Вдруг получаю от него большой пакет при записочке, чтоб я прочел вложенную бумагу и сказал откровенно мое мнение. Это было письмо к французскому министру военных дел. В нем он снова предлагал шары, бомбы и статьи. Я нашел все дурным, от пути, к которому он обращался, до слога, мало сохранившего достоинство, и высказал это.
Энгельсон отвечал дерзкой запиской и начал дуться.
Вслед за тем он мне дал другую рукопись для напечатания. Я не скрыл от него, что действие ее на русских будет прескверное и что я не советую печатать. Энгельсон (581) упрекнул меня в желании завести ценсуру и говорил, что я, вероятно, устроил типографию исключительно для печати моих «бессмертных творений». Я напечатал рукопись, но чутье мое оправдалось, она возбудила в России общее негодование.
Все это показывало, что новый разрыв не далек. Признаюсь, на этот раз я не много об этом жалел. Перемежающаяся лихорадка с пароксизмами дружбы и ненависти, целованья рук и нравственных заушений мне надоели. Энгельсон перешел за черту, за которой не могли даже спасать ни воспоминания, ни благодарность. Я его меньше и меньше любил и хладнокровнее ждал, что будет.

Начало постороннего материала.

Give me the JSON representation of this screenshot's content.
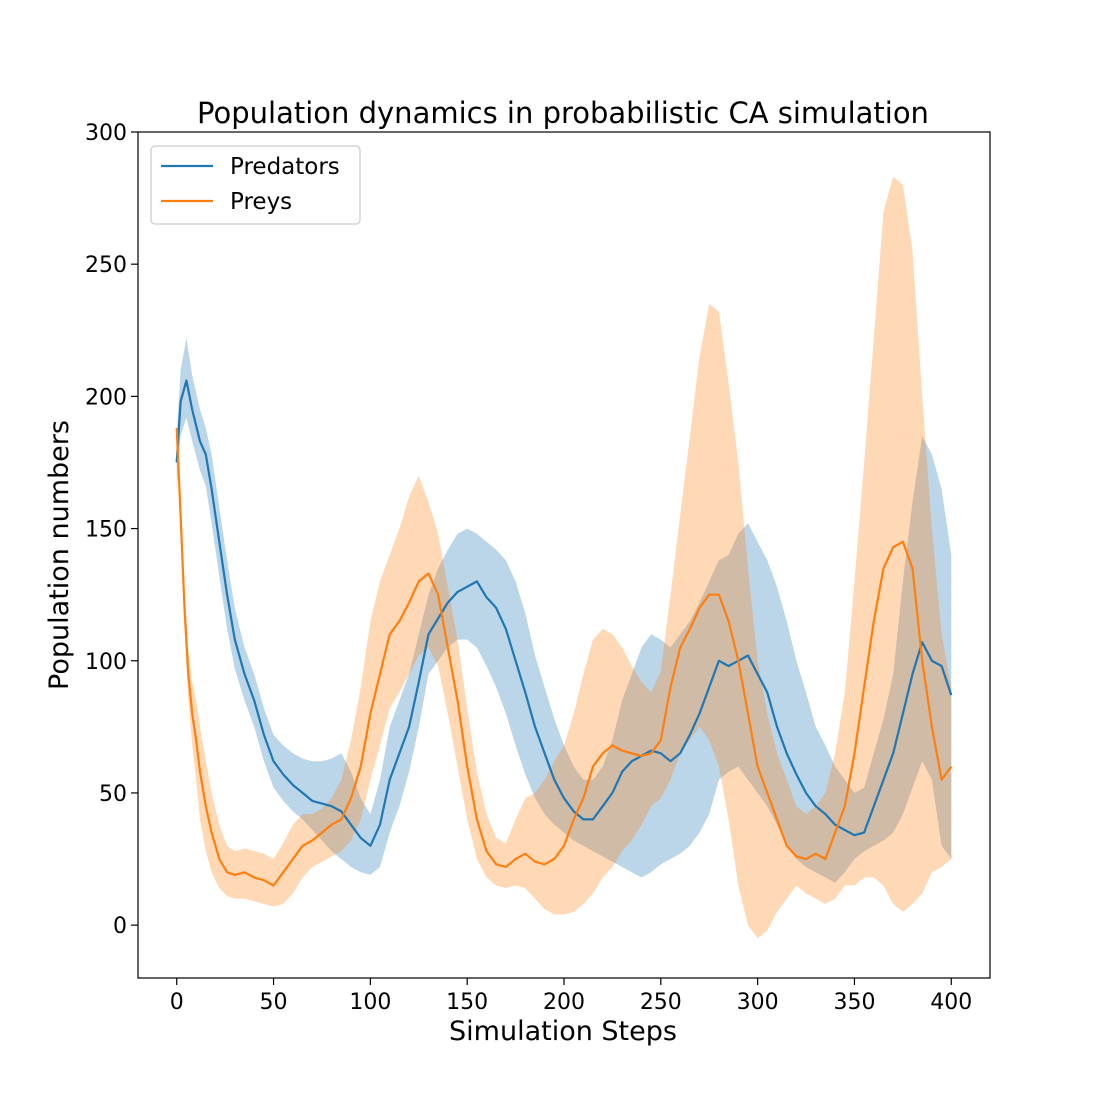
{
  "chart_data": {
    "type": "line",
    "title": "Population dynamics in probabilistic CA simulation",
    "xlabel": "Simulation Steps",
    "ylabel": "Population numbers",
    "xlim": [
      -20,
      420
    ],
    "ylim": [
      -20,
      300
    ],
    "xticks": [
      0,
      50,
      100,
      150,
      200,
      250,
      300,
      350,
      400
    ],
    "yticks": [
      0,
      50,
      100,
      150,
      200,
      250,
      300
    ],
    "grid": false,
    "legend_position": "top-left",
    "series": [
      {
        "name": "Predators",
        "color": "#1f77b4",
        "band_color": "#1f77b4",
        "band_opacity": 0.3,
        "x": [
          0,
          2,
          5,
          8,
          12,
          15,
          18,
          22,
          26,
          30,
          35,
          40,
          45,
          50,
          55,
          60,
          65,
          70,
          75,
          80,
          85,
          90,
          95,
          100,
          105,
          110,
          115,
          120,
          125,
          130,
          135,
          140,
          145,
          150,
          155,
          160,
          165,
          170,
          175,
          180,
          185,
          190,
          195,
          200,
          205,
          210,
          215,
          220,
          225,
          230,
          235,
          240,
          245,
          250,
          255,
          260,
          265,
          270,
          275,
          280,
          285,
          290,
          295,
          300,
          305,
          310,
          315,
          320,
          325,
          330,
          335,
          340,
          345,
          350,
          355,
          360,
          365,
          370,
          375,
          380,
          385,
          390,
          395,
          400
        ],
        "mean": [
          175,
          198,
          206,
          195,
          183,
          178,
          165,
          145,
          125,
          108,
          95,
          85,
          72,
          62,
          57,
          53,
          50,
          47,
          46,
          45,
          43,
          38,
          33,
          30,
          38,
          55,
          65,
          75,
          92,
          110,
          116,
          122,
          126,
          128,
          130,
          124,
          120,
          112,
          100,
          88,
          75,
          65,
          55,
          48,
          43,
          40,
          40,
          45,
          50,
          58,
          62,
          64,
          66,
          65,
          62,
          65,
          72,
          80,
          90,
          100,
          98,
          100,
          102,
          95,
          88,
          75,
          65,
          57,
          50,
          45,
          42,
          38,
          36,
          34,
          35,
          45,
          55,
          65,
          80,
          95,
          107,
          100,
          98,
          87
        ],
        "lower": [
          165,
          185,
          192,
          183,
          172,
          166,
          152,
          132,
          112,
          97,
          85,
          75,
          62,
          52,
          47,
          43,
          40,
          36,
          32,
          28,
          25,
          22,
          20,
          19,
          22,
          35,
          45,
          58,
          75,
          95,
          100,
          105,
          108,
          108,
          105,
          98,
          90,
          80,
          68,
          57,
          48,
          42,
          38,
          35,
          32,
          30,
          28,
          26,
          24,
          22,
          20,
          18,
          20,
          23,
          25,
          27,
          30,
          35,
          42,
          55,
          58,
          60,
          55,
          50,
          45,
          38,
          30,
          25,
          22,
          20,
          18,
          16,
          20,
          25,
          28,
          30,
          32,
          35,
          42,
          52,
          62,
          55,
          30,
          25
        ],
        "upper": [
          185,
          210,
          222,
          208,
          195,
          188,
          178,
          158,
          138,
          120,
          105,
          95,
          82,
          72,
          68,
          65,
          63,
          62,
          62,
          63,
          65,
          58,
          48,
          42,
          55,
          75,
          85,
          95,
          110,
          125,
          135,
          142,
          148,
          150,
          148,
          145,
          142,
          138,
          130,
          118,
          102,
          90,
          78,
          68,
          60,
          55,
          55,
          60,
          70,
          85,
          95,
          105,
          110,
          108,
          105,
          110,
          115,
          122,
          130,
          138,
          140,
          148,
          152,
          145,
          138,
          128,
          115,
          100,
          88,
          75,
          68,
          60,
          55,
          50,
          52,
          65,
          78,
          95,
          130,
          160,
          185,
          178,
          165,
          140
        ]
      },
      {
        "name": "Preys",
        "color": "#ff7f0e",
        "band_color": "#ff7f0e",
        "band_opacity": 0.3,
        "x": [
          0,
          2,
          4,
          6,
          8,
          10,
          12,
          15,
          18,
          22,
          26,
          30,
          35,
          40,
          45,
          50,
          55,
          60,
          65,
          70,
          75,
          80,
          85,
          90,
          95,
          100,
          105,
          110,
          115,
          120,
          125,
          130,
          135,
          140,
          145,
          150,
          155,
          160,
          165,
          170,
          175,
          180,
          185,
          190,
          195,
          200,
          205,
          210,
          215,
          220,
          225,
          230,
          235,
          240,
          245,
          250,
          255,
          260,
          265,
          270,
          275,
          280,
          285,
          290,
          295,
          300,
          305,
          310,
          315,
          320,
          325,
          330,
          335,
          340,
          345,
          350,
          355,
          360,
          365,
          370,
          375,
          380,
          385,
          390,
          395,
          400
        ],
        "mean": [
          188,
          155,
          120,
          95,
          80,
          70,
          58,
          45,
          35,
          25,
          20,
          19,
          20,
          18,
          17,
          15,
          20,
          25,
          30,
          32,
          35,
          38,
          40,
          48,
          60,
          80,
          95,
          110,
          115,
          122,
          130,
          133,
          125,
          105,
          85,
          60,
          40,
          28,
          23,
          22,
          25,
          27,
          24,
          23,
          25,
          30,
          40,
          48,
          60,
          65,
          68,
          66,
          65,
          64,
          65,
          70,
          90,
          105,
          112,
          120,
          125,
          125,
          115,
          100,
          80,
          60,
          50,
          40,
          30,
          26,
          25,
          27,
          25,
          35,
          45,
          65,
          90,
          115,
          135,
          143,
          145,
          135,
          100,
          75,
          55,
          60
        ],
        "lower": [
          185,
          150,
          112,
          85,
          68,
          55,
          40,
          28,
          20,
          14,
          11,
          10,
          10,
          9,
          8,
          7,
          8,
          12,
          18,
          22,
          24,
          26,
          28,
          32,
          40,
          55,
          68,
          82,
          88,
          95,
          102,
          105,
          98,
          80,
          60,
          40,
          25,
          18,
          15,
          14,
          15,
          14,
          10,
          6,
          4,
          4,
          5,
          8,
          12,
          18,
          22,
          28,
          32,
          38,
          45,
          48,
          55,
          65,
          70,
          75,
          70,
          60,
          40,
          15,
          0,
          -5,
          -2,
          5,
          10,
          15,
          12,
          10,
          8,
          10,
          15,
          15,
          18,
          18,
          15,
          8,
          5,
          8,
          12,
          20,
          22,
          25
        ],
        "upper": [
          192,
          162,
          128,
          104,
          92,
          85,
          75,
          62,
          50,
          38,
          30,
          28,
          29,
          28,
          27,
          25,
          31,
          38,
          42,
          42,
          44,
          48,
          55,
          70,
          90,
          115,
          130,
          140,
          150,
          162,
          170,
          160,
          148,
          128,
          108,
          82,
          58,
          42,
          33,
          31,
          40,
          48,
          50,
          55,
          62,
          68,
          80,
          95,
          108,
          112,
          110,
          105,
          98,
          92,
          88,
          96,
          125,
          155,
          185,
          215,
          235,
          232,
          205,
          175,
          135,
          100,
          80,
          65,
          55,
          45,
          42,
          45,
          50,
          65,
          88,
          130,
          175,
          222,
          270,
          283,
          280,
          255,
          200,
          150,
          110,
          90
        ]
      }
    ]
  }
}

Тут случилось событие, которое своей важностью покрыло на время все споры и раздоры одним чувством радости и ожиданья.
Утром 4 марта я вхожу, по обыкновению, часов в восемь в свой кабинет, развертываю «Теймс», читаю, читаю десять раз и не понимаю, не смею понять грамматический смысл слов, поставленных в заглавие телеграфической новости: «The death of the emperor of Russia».
He помня себя, бросился я с «Теймсом» в. руке в столовую, я искал детей, домашних, чтоб сообщить им великую новость, и со слезами искренней радости на глазах подал им газету… Несколько лет свалилось у меня с плеч долой, я это чувствовал. Остаться дома было невозможно. Тогда в Ричмонде жил Энгельсон, я наскоро оделся и хотел идти к нему, но он предупредил меня и был уже в передней, мы бросились друг другу на шею и не могли ничего сказать, кроме слов: «Ну, наконец-то он умер!» Энгельсон, по своему обыкновению, прыгал, перецеловал всех в доме, пел, плясал, и мы еще не успели прийти в себя, как вдруг карета остановилась у моего подъезда и кто-то неистово дернул, колокольчик, трое поляков прискакали из Лондона в Твикнем, не дожидаясь поезда железной дороги, меня поздравить.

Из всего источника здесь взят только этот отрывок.